Historian Srinath Raghavan, whose research has brought these episodes to light, argues that the push for a presidential system was primarily a tactical move by Gandhi to consolidate her power. “The aim was to reshape the system in ways that immediately strengthened her hold on power. There was no grand long-term design—most of the lasting consequences of her rule were likely unintended,” Raghavan told the BBC. “During the Emergency, her primary goal was short-term: to shield her office from any challenge. The Forty-second Amendment was crafted to ensure that even the judiciary couldn’t stand in her way.”

Broader Implications: The Legacy of the Emergency and the Debate on Governance

The Emergency and the flirtation with presidentialism left a lasting imprint on Indian politics. The episode exposed the vulnerabilities of the parliamentary system to executive overreach, but it also demonstrated the resilience of democratic institutions. The judiciary’s eventual reassertion of independence, the restoration of civil liberties, and the return to competitive elections all underscored the strength of India’s constitutional order.

Debate over the merits of parliamentary versus presidential systems continues in India to this day. Proponents of a presidential system argue that it would provide stable, decisive leadership and reduce the chaos of coalition politics. Critics warn that it could undermine the pluralism and checks and balances that are essential to India’s democracy.

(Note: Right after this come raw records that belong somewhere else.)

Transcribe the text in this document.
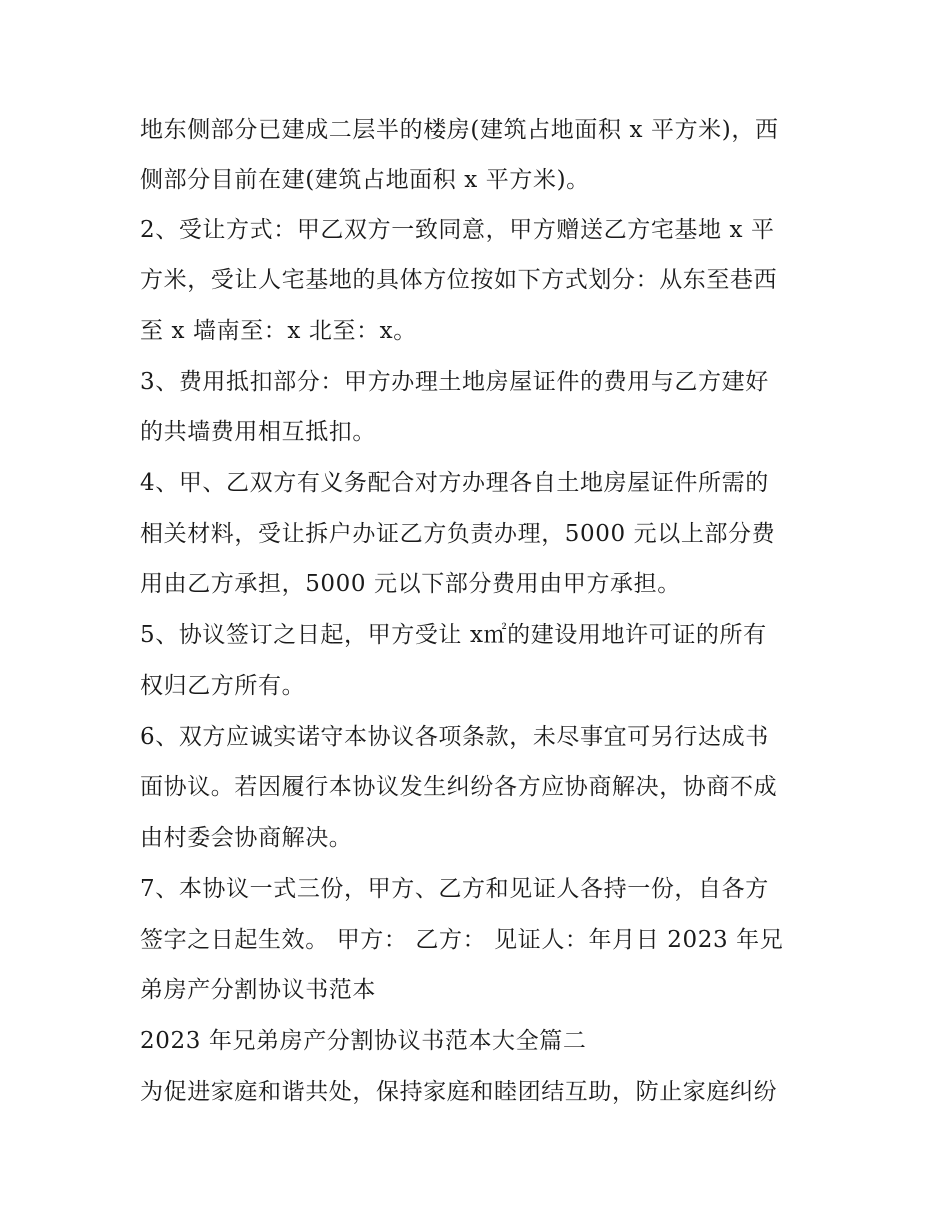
地东侧部分已建成二层半的楼房(建筑占地面积 x 平方米)，西
侧部分目前在建(建筑占地面积 x 平方米)。
2、受让方式：甲乙双方一致同意，甲方赠送乙方宅基地 x 平
方米，受让人宅基地的具体方位按如下方式划分：从东至巷西
至 x 墙南至：x 北至：x。
3、费用抵扣部分：甲方办理土地房屋证件的费用与乙方建好
的共墙费用相互抵扣。
4、甲、乙双方有义务配合对方办理各自土地房屋证件所需的
相关材料，受让拆户办证乙方负责办理，5000 元以上部分费
用由乙方承担，5000 元以下部分费用由甲方承担。
5、协议签订之日起，甲方受让 x㎡的建设用地许可证的所有
权归乙方所有。
6、双方应诚实诺守本协议各项条款，未尽事宜可另行达成书
面协议。若因履行本协议发生纠纷各方应协商解决，协商不成
由村委会协商解决。
7、本协议一式三份，甲方、乙方和见证人各持一份，自各方
签字之日起生效。 甲方： 乙方： 见证人：年月日 2023 年兄
弟房产分割协议书范本
2023 年兄弟房产分割协议书范本大全篇二
为促进家庭和谐共处，保持家庭和睦团结互助，防止家庭纠纷
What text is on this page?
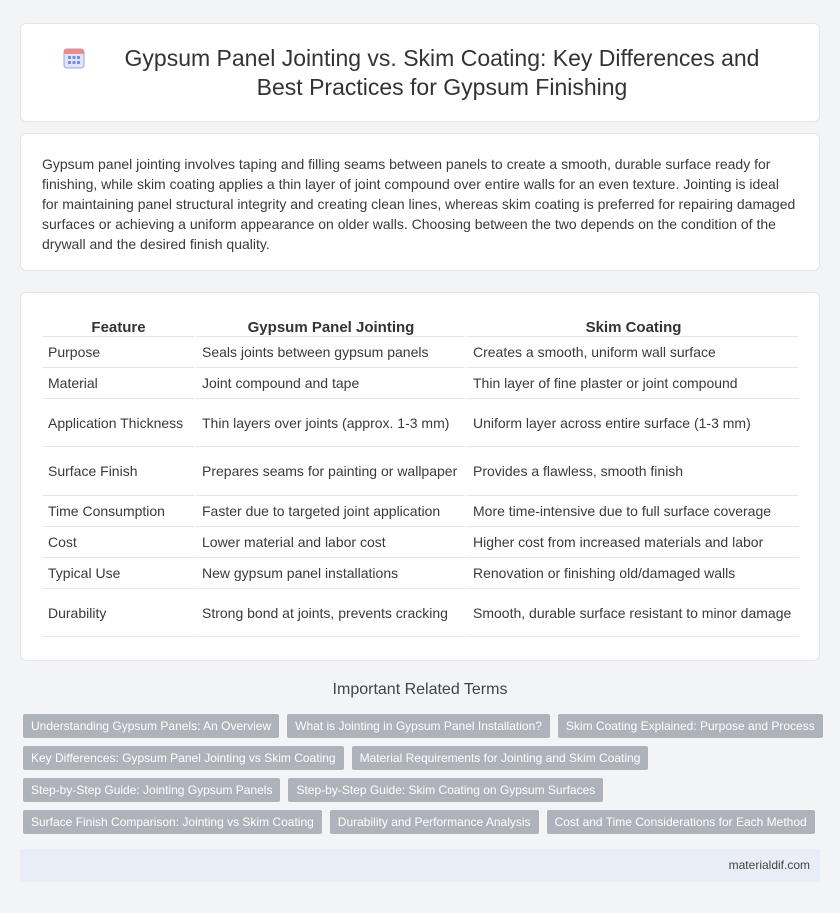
Gypsum Panel Jointing vs. Skim Coating: Key Differences and Best Practices for Gypsum Finishing

Gypsum panel jointing involves taping and filling seams between panels to create a smooth, durable surface ready for finishing, while skim coating applies a thin layer of joint compound over entire walls for an even texture. Jointing is ideal for maintaining panel structural integrity and creating clean lines, whereas skim coating is preferred for repairing damaged surfaces or achieving a uniform appearance on older walls. Choosing between the two depends on the condition of the drywall and the desired finish quality.

Feature	Gypsum Panel Jointing	Skim Coating
Purpose	Seals joints between gypsum panels	Creates a smooth, uniform wall surface
Material	Joint compound and tape	Thin layer of fine plaster or joint compound
Application Thickness	Thin layers over joints (approx. 1-3 mm)	Uniform layer across entire surface (1-3 mm)
Surface Finish	Prepares seams for painting or wallpaper	Provides a flawless, smooth finish
Time Consumption	Faster due to targeted joint application	More time-intensive due to full surface coverage
Cost	Lower material and labor cost	Higher cost from increased materials and labor
Typical Use	New gypsum panel installations	Renovation or finishing old/damaged walls
Durability	Strong bond at joints, prevents cracking	Smooth, durable surface resistant to minor damage
Important Related Terms
Understanding Gypsum Panels: An Overview	What is Jointing in Gypsum Panel Installation?	Skim Coating Explained: Purpose and Process
Key Differences: Gypsum Panel Jointing vs Skim Coating	Material Requirements for Jointing and Skim Coating
Step-by-Step Guide: Jointing Gypsum Panels	Step-by-Step Guide: Skim Coating on Gypsum Surfaces
Surface Finish Comparison: Jointing vs Skim Coating	Durability and Performance Analysis	Cost and Time Considerations for Each Method
materialdif.com
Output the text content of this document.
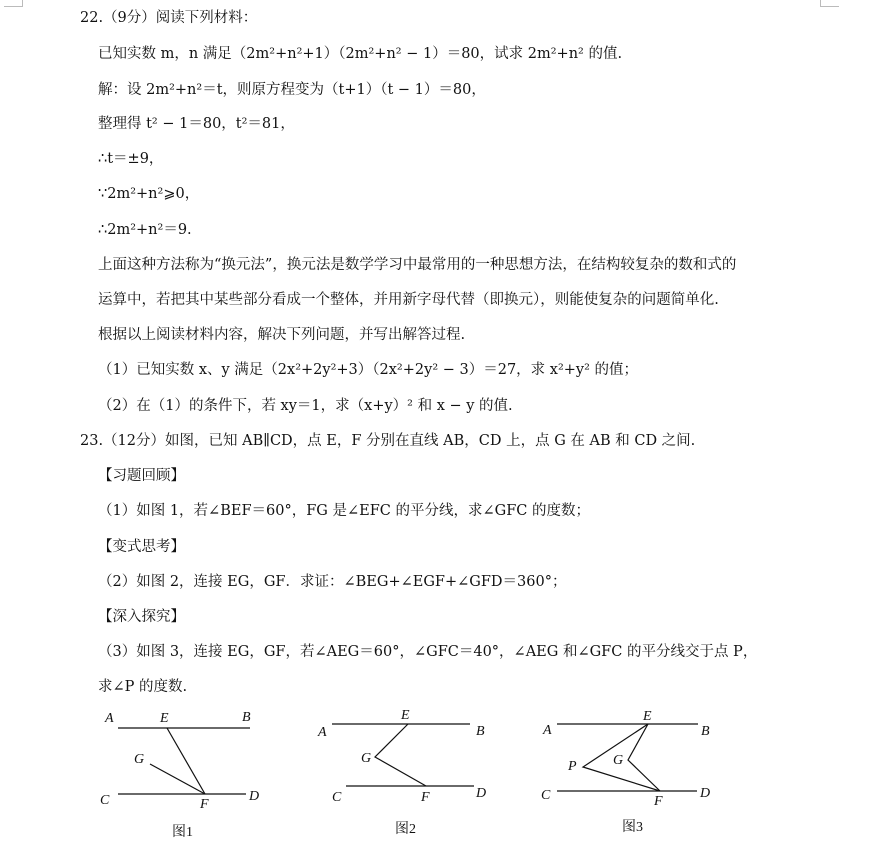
22.（9分）阅读下列材料：
已知实数 m，n 满足（2m²+n²+1）（2m²+n² − 1）＝80，试求 2m²+n² 的值.
解：设 2m²+n²＝t，则原方程变为（t+1）（t − 1）＝80，
整理得 t² − 1＝80，t²＝81，
∴t＝±9，
∵2m²+n²⩾0，
∴2m²+n²＝9.
上面这种方法称为“换元法”，换元法是数学学习中最常用的一种思想方法，在结构较复杂的数和式的
运算中，若把其中某些部分看成一个整体，并用新字母代替（即换元），则能使复杂的问题简单化.
根据以上阅读材料内容，解决下列问题，并写出解答过程.
（1）已知实数 x、y 满足（2x²+2y²+3）（2x²+2y² − 3）＝27，求 x²+y² 的值；
（2）在（1）的条件下，若 xy＝1，求（x+y）² 和 x − y 的值.
23.（12分）如图，已知 AB∥CD，点 E，F 分别在直线 AB，CD 上，点 G 在 AB 和 CD 之间.
【习题回顾】
（1）如图 1，若∠BEF＝60°，FG 是∠EFC 的平分线，求∠GFC 的度数；
【变式思考】
（2）如图 2，连接 EG，GF．求证：∠BEG+∠EGF+∠GFD＝360°；
【深入探究】
（3）如图 3，连接 EG，GF，若∠AEG＝60°，∠GFC＝40°，∠AEG 和∠GFC 的平分线交于点 P，
求∠P 的度数.
A	E	B
G
C	F
D
A
E
B
G
C	F	D
A
E
B
P	G
C	F
D
图1	图2	图3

Websites and commentators advocating for constitutional reform often cite the Emergency as a cautionary tale, warning against the dangers of unchecked executive power. The episode is also invoked in contemporary debates about the balance between majority rule and minority rights, the role of the judiciary, and the need for institutional safeguards.

In Summary

  • During the Emergency (1975-77), Indira Gandhi’s government seriously considered transitioning India from a parliamentary to a presidential system, inspired by France’s Fifth Republic.
  • Proposals included a directly elected president with sweeping powers, a marginalized judiciary, and a weakened Parliament, but these ideas never became formal policy.
  • The Forty-second Amendment Act of 1976 reflected many of these ambitions, centralizing executive power and limiting judicial review.
  • After the Emergency, the Janata Party government rolled back many authoritarian provisions, restoring democratic checks and balances.
  • Indira Gandhi briefly considered becoming president herself in 1982, but ultimately chose to remain prime minister and appointed a loyalist as president.
  • India’s parliamentary system survived, thanks to political caution, lack of consensus, institutional inertia, and public backlash against authoritarianism.
  • The episode remains a pivotal chapter in India’s constitutional history, shaping ongoing debates about governance, executive power, and the future of Indian democracy.